The cabinet debated military options during an acrimonious six-hour meeting that occasionally dissolved into shouting matches among members torn between the public's growing anger over the military's failure to stop Hezbollah rocket attacks and concerns that enlarging an already treacherous battlefield will result in high numbers of combat casualties, according to participants.
Wednesday's toll drove home those fears -- 15 soldiers were killed and 25 wounded in Israel's worst day of battlefield deaths since the conflict began, according to Israeli military officials.
More casualties are certain, given how disciplined and well-armed Hezbollah fighters have proven to be, but the airstrikes, despite their ferocity, are simply not preventing Hezbollah from launching an average of a hundred rockets a day into Israel.
Despite the authorization, the time quired to build-up the Israeli forces needed to conduct the operation allows a small window for a diplomatic resolution. And despite our efforts with France to draft some kind of resolution that would produce a cease-fire, U.S. officials are not asking Israel to delay the ground assault:
During the cabinet meeting, Olmert telephoned Secretary of State Condoleezza Rice, according to Israeli and U.S. officials. During their half-hour conversation, Rice did not ask Olmert to hold back on the ground assault. "He can judge for himself how close or not to a resolution we are or how acceptable or unacceptable it is," a senior U.S. official said, speaking on the condition of anonymity. "She talked him through where we are, what we're going through and where we hope to end up. It's the same conversation she had with Siniora."

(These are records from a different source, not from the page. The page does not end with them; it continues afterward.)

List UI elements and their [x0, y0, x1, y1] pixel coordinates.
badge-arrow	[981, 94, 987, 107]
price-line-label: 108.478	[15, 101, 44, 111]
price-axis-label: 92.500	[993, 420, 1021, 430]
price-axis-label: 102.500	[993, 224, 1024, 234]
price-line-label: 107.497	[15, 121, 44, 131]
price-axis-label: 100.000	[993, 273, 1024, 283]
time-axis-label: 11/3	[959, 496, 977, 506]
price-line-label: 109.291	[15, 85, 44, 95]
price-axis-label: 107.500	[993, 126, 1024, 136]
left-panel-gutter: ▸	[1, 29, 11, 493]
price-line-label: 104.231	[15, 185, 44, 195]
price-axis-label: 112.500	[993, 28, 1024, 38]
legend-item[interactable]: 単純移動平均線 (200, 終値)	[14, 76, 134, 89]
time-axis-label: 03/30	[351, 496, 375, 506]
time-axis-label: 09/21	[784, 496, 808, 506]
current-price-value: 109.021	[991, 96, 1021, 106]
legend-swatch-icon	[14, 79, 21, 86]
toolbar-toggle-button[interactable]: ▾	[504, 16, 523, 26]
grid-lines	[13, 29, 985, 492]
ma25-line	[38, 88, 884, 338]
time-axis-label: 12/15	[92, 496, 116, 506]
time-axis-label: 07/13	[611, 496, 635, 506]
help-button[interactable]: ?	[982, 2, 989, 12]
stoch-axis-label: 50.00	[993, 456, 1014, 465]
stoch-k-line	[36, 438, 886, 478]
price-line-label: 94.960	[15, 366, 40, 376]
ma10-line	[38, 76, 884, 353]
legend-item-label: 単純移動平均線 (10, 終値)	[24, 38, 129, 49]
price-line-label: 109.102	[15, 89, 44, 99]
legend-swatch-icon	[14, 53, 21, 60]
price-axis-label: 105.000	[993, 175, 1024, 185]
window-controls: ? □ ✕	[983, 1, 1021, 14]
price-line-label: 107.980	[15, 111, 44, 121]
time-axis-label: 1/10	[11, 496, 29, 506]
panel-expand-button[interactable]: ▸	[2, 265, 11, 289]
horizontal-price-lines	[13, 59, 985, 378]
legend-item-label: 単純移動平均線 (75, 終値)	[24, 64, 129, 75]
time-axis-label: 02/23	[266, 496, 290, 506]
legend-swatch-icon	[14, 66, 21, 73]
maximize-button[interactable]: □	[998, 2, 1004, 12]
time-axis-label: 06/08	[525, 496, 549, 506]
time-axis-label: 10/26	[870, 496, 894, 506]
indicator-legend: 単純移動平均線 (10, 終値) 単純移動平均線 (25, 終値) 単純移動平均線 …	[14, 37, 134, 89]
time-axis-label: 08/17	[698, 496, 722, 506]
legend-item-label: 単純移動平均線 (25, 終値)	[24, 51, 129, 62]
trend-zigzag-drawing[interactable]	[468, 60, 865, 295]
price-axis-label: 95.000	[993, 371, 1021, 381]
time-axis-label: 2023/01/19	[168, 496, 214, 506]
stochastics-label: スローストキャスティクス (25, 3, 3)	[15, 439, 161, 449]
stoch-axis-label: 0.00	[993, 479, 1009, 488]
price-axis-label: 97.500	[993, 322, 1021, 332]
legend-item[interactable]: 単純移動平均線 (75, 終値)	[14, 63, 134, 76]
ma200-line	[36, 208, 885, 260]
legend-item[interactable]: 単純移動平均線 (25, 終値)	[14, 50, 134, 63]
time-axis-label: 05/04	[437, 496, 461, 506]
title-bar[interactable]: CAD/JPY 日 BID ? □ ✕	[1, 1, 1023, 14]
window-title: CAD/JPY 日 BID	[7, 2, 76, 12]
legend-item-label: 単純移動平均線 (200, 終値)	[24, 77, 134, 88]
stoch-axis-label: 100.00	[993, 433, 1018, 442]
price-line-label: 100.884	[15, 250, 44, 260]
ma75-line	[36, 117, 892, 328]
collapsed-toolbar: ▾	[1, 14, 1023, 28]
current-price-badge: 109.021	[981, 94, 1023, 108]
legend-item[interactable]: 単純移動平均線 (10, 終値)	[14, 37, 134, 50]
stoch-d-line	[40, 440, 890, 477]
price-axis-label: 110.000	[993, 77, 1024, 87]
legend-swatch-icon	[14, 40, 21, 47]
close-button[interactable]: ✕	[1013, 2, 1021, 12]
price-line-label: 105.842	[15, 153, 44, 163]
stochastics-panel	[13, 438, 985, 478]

In other words, things are on track for a larger incursion into southern Lebanon, and we're further away from a resolution than ever.
Richard Holbrooke has some words for this administration in today's Washington Post:
Under the universally accepted doctrine of self-defense, which is embodied in Article 51 of the U.N. Charter, there is no question that Israel has a legitimate right to take action against a group that has sworn to destroy it and had hidden some 13,000 missiles in southern Lebanon. In these circumstances, American support for Israel is essential, as it has been since the time of Truman...
But the United States must also understand, and deal with, the wider consequences of its own actions and public statements, which have caused an unprecedented decline in America's position in much of the world and are provoking dangerous new anti-American coalitions and encouraging a new generation of terrorists. American disengagement from active Middle East diplomacy since 2001 has led to greater violence and a decline in U.S. influence. Others have been eager to fill the vacuum. (Note the sudden emergence of France as a key player in the current burst of diplomacy.)
American policy has had the unintended, but entirely predictable, effect of pushing our enemies closer together. Throughout the region, Sunnis and Shiites have put aside their hatred of each other just long enough to join in shaking their fists -- or doing worse -- at the United States and Israel. Meanwhile, in Baghdad, our troops are coming under attack by both sides -- Shiite militias and Sunni insurgents. If this continues, the U.S. presence in Baghdad has no future.
What should we be doing instead?
On the diplomatic front, the United States cannot abandon the field to other nations (not even France!) or the United Nations. Every secretary of state from Henry Kissinger to Warren Christopher and Madeleine Albright negotiated with Syria, including those Republican icons George Shultz and James Baker. Why won't this administration follow suit, in full consultation with Israel at every step? This would clearly be in Israel's interest. Instead, administration officials refuse direct talks and say publicly, "Syria knows what it must do" -- a statement that denies the very point of diplomacy.
The same is true of talks with Iran, although these would be more difficult. Why has the world's leading nation stood aside for over five years and allowed the international dialogue with Tehran to be conducted by Europeans, the Chinese and the United Nations? And why has that dialogue been restricted to the nuclear issue -- vitally important, to be sure, but not as urgent at this moment as Iran's sponsorship and arming of Hezbollah and its support of actions against U.S. forces in Iraq?
There's nothing shocking or new here. Holbrooke is just expressing diplomatic common-sense. What are our goals? A resolution of a conflict in Lebanon, the eventual disarmament of Hezbollah, stability in Iraq, the cessation of Iran's nuclear program...none of these things can be achieved by force alone. If this administration were at all serious about any of these goals, they'd drop the ideology (and dump the hawks and neo-cons overboard), recognize that talking to our enemies is not "rewarding" them, and accept that you must sometimes give things to your enemies to get what you want out of them. And that's pretty much the long and short of it.